Gorky is a precursor, and the mightiest in our time. But he is not the singer of the sun, but a herald of the truth: that if there is one thing worthy of song, you can be sure it is the sun. In Gorky’s love of the sun there is something cerebral; it is only thanks to his enormous talent that he overcomes this obstacle.
He loves the sun because Russia is rotten and perverted, because in Nizhny and in Pskov and in Kazan people are flabby, thick, sometimes incomprehensible, other times pitiful, and sometimes just incredibly and stupefyingly boring. Gorky knows why he loves the sun, why one is supposed to love it. This awareness is in fact the reason why Gorky is a precursor, an often mighty and magnificent one, but a precursor.
As for Maupassant, maybe he doesn’t know anything, and maybe he knows everything; a covered wagon clatters down a scorched road, in the carriage sit the fat and sly Polyte and a strapping clumsy peasant lass. What they’re doing in there and why there are doing it – that’s their business. The sky is hot, the earth is hot. Polyte and the lass are dripping with sweat, while the wagon clatters on the bright scorched road. And that’s all.
Lately, there’s been a lot of writing about how people live, love, kill, and elect local village councils in the province of Olonetsk, Vologda, or, say, Archangelsk. All of it is written in the most authentic dialect, exactly like they speak in Olonetsk and Vologda. People live there, it turns out, and it’s cold, and there’s a lot of rough stuff. An old story. And pretty soon people will get sick of reading about this old story. Actually, they’re already sick of it. And what I think is, Russians will be drawn south, to the sea and the sun. Will be drawn? No, in fact, that’s wrong. They have been drawn already, for many centuries. It is in Russia’s persistent drive to the steppe, even perhaps “to the Cross of the Holy Sophia,”4 that she will find her way.
People feel the blood should be refreshed. It’s stifling here. The literary Messiah, awaited in vain for so long, will arrive from there – from the sunny steppe, washed by the sea.

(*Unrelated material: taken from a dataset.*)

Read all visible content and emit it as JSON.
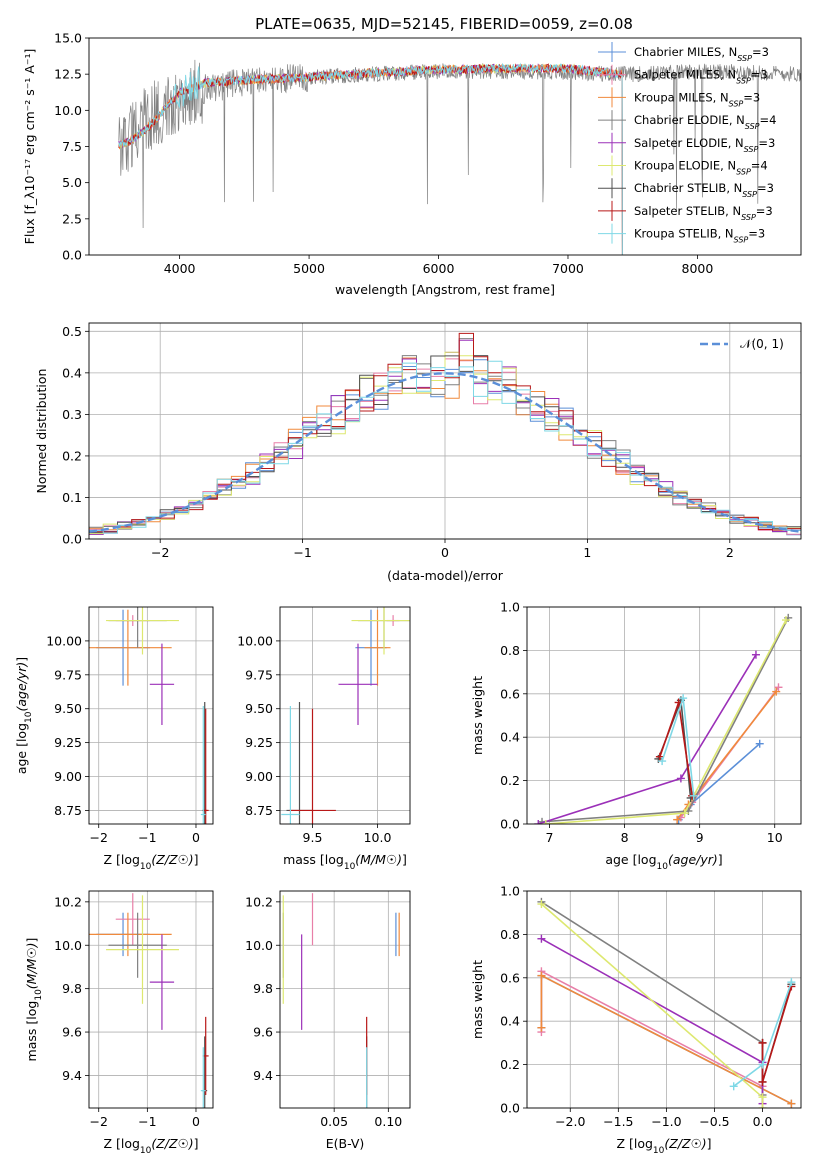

1 Known as the Gallery of Art Nouveau because of its turn-of-the-century buildings, Kamennoostrovsky Prospect was, in the words of Osip Mandelstam, “one of the lightest and most irresponsible streets of Petersburg” (Mandelstam, The Egyptian Stamp).
2 Isa Kremer (1885-1956) was a Russian Jewish soprano who moved to Odessa when she was twelve and began writing revolutionary poetry for a local paper. After studying opera in Milan, she went on to become a star of classical and popular song, singing in many languages, including Yiddish. She eventually moved to the United States and then settled in Argentina.
3 Sergei Utochkin (1876-1915), pioneering Russian aviator, born in Odessa. In 1929, fellow Odessan Yuri Olesha would write that Utochkin “was considered a freak. He was a subject of fun. It’s unclear why that was. He was one of the first to ride a bicycle, a motorcycle, an automobile, one of the first to fly. People laughed. He crashed flying between Petersburg and Moscow. People laughed. He was a champion, but in Odessa they thought he was the town madman.”
4 The Holy Sophia (Hagia Sophia or Holy Wisdom) is the cathedral that served as the seat of the Orthodox Patriarchate of Constantinople from 537 until 1453, when it was converted into a mosque by the Ottomans. It became a museum in 1935. Many Russian ideologues – including Dostoevsky – believed that it was Russia’s messianic destiny – as the last remaining Christian Empire or “Third Rome” – to retake Constantinople from the Muslim Turks.